Almond milk & Spaghetti stand-in
So, almond milk is very easy to make. With just almonds. I’m still recovering from the weight of this knowledge. WHAT? Well you soak the almonds (about a cup) overnight, then throw them in the blender and pulse. And milky things start to happen:
Continue to pulse in the blender til the contents seem to have reached their milky max, then pour through a cheesecloth-lined strainer. Carefully pick up the cheesecloth and squeeze the contents to release remaining milk. Pour the milk into a jar with lid and store for a few days in the fridge.
But that’s not all!
Spread the almond residue on a pan and bake at a low temperature until it’s dried out, and you have almond meal! You can leave it at this or process to get a finer flour.

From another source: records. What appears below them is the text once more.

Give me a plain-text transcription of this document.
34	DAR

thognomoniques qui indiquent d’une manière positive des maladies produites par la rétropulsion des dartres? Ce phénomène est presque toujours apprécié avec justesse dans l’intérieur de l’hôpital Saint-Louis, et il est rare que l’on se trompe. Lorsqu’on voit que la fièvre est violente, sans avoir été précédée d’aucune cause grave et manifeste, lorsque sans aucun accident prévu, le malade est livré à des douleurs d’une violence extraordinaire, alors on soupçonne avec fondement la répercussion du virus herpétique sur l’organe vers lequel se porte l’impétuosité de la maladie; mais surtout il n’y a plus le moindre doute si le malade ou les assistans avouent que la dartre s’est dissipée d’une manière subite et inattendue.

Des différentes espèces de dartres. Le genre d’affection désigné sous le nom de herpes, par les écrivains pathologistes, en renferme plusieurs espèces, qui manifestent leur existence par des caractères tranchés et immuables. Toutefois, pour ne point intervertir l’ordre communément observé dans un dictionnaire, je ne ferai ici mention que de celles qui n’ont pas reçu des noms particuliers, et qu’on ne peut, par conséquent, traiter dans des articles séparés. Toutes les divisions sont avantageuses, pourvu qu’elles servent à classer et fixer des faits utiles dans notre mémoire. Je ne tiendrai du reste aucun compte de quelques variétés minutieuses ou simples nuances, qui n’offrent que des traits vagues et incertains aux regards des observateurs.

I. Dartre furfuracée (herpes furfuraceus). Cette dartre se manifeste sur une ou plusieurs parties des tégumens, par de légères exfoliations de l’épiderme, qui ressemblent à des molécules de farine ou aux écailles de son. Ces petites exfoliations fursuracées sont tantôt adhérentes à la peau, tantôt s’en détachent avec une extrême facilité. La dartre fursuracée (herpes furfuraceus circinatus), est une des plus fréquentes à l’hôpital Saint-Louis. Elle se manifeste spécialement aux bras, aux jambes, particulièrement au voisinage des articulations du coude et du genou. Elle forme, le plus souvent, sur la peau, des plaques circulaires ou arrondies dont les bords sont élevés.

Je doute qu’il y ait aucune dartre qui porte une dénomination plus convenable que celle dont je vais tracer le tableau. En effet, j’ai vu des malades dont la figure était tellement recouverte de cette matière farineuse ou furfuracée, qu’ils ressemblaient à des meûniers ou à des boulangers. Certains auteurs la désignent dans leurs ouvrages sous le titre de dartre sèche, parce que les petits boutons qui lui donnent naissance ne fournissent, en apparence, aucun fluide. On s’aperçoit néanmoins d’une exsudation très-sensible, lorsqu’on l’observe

I tried my hand at meatloaf, with a fairly simple recipe:
1lb of meat (I used Laura’s Lean Beef as it was on sale at Kroger), 1 egg, 1/2 c almond meal, whatever fresh or dried herbs suit (I used parsley, basil, thyme), and optional spices (paprika, chili powder, salt, pepper, etc.). Bake at 375 or 400 for about 30 minutes- I checked multiple times to see if the meat was cooked through, so not exactly sure on the time.
I had another first, with spaghetti (aka miracle) squash, so naturally meatloaf + shredded, noodle-like squash resulted in a modified spaghetti dinner:
I can’t do concentrated fruit or veg, so just added some sliced cherry tomatoes to stand in for sauce, plus olive oil. Pretty tasty!